The diagonals AC and BD are respectively labelled f and e.
Also, for general angle x, sin(x)=sin(180-x).
W+X+Y+Z=180; let P=sin(W+Y)=sin(X+Z), let Q=sin(Y+Z)=sin(X+W).
By the sine rule, f/sin(X+W)=b/sinY, so f=bsin(X+W)/sinY=bQ/sinY=dsin(Y+Z)/sinX=dQ/sinX.
Similarly, e=bsin(X+Z)/sinY=bP/sinY=dsin(W+Y)/sinX=dP/sinX.

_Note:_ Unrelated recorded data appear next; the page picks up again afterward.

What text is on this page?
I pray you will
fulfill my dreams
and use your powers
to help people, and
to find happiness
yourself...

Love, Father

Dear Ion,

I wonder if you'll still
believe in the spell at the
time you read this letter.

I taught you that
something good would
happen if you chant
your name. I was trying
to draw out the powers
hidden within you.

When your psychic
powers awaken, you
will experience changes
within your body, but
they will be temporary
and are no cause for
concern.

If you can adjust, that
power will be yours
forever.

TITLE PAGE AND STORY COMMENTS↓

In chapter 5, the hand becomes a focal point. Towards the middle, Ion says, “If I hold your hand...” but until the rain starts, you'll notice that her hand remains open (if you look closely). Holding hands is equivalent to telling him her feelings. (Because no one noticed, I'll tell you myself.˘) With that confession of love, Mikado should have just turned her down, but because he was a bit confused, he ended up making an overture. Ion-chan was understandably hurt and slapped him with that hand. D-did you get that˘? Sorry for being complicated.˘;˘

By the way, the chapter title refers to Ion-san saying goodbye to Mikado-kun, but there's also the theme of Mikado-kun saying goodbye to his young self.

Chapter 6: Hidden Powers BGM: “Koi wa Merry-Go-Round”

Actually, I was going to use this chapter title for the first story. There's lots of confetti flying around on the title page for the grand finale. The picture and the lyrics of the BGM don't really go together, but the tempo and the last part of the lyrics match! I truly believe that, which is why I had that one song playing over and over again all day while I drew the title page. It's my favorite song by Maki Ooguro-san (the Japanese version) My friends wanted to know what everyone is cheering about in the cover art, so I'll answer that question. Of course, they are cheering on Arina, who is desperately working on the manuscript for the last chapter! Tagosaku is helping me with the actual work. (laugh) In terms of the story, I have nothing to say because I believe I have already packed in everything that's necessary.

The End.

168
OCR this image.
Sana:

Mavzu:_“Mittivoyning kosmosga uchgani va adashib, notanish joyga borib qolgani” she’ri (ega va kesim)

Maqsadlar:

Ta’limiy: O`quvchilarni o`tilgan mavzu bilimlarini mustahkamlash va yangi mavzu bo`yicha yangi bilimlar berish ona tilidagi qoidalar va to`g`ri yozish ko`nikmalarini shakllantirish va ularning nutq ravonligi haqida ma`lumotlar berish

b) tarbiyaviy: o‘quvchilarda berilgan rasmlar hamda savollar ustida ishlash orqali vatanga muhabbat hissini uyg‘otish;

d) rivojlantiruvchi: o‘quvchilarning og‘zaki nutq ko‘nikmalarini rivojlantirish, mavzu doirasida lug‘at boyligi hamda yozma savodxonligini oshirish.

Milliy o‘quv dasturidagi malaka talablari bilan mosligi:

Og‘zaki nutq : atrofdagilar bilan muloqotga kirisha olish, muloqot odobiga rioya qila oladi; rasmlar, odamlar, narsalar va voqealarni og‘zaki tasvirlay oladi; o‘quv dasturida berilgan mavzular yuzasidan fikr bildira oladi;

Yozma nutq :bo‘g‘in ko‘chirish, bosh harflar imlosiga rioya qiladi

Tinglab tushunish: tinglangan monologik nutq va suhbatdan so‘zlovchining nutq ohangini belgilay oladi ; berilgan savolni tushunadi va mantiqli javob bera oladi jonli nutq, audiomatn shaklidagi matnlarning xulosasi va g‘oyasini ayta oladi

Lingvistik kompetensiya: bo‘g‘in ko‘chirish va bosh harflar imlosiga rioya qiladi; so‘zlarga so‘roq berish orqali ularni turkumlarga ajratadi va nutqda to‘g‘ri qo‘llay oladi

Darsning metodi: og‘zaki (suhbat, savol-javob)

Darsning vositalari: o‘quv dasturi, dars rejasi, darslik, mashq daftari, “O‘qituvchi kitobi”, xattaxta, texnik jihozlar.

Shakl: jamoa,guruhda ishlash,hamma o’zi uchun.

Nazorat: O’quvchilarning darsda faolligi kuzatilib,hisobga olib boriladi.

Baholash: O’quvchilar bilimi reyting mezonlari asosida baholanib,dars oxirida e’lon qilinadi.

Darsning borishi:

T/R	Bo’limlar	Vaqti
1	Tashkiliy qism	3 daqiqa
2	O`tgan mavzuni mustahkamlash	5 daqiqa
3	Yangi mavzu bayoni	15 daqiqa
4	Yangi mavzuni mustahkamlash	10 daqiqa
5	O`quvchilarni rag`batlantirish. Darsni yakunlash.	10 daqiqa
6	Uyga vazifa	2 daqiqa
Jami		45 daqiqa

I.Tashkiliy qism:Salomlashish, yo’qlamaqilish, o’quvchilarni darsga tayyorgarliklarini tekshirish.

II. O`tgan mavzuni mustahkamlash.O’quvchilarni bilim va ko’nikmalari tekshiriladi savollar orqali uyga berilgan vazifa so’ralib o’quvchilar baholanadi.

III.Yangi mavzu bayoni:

Therefore, f/e=(dQ/sinX)/(dP/sinX)=Q/P.
Area of a triangle=½(product of two sides)(sine of the angle between them):
Area of ∆ABD=½adsin(W+Y); area of ∆ABC=½absin(W+X);
area of ∆BCD=½bcsin(X+Z); area of ∆ACD=½cdsin(Y+Z).
Area ∆ABD+∆BCD=½adsin(W+Y)+½bcsin(X+Z)=½(ad+bc)P because sin(X+Z)=sin(W+Y)=P.
Area ∆ABC+∆ACD=½absin(W+X)+½cdsin(Y+Z)=½(ab+cd)Q.
But Q/P=f/e, so Q=Pf/e.
Area of ABCD=area of ∆ABD+∆BCD=area of ∆ABC+∆ACD.
So, ½(ad+bc)P=½(ab+cd)Q=½(ab+cd)Pf/e.
Therefore, f(ab+cd)=e(ad+bc) or AC(AB.BC+CD.DA)=BD(AB.AD+BC.CD) QED.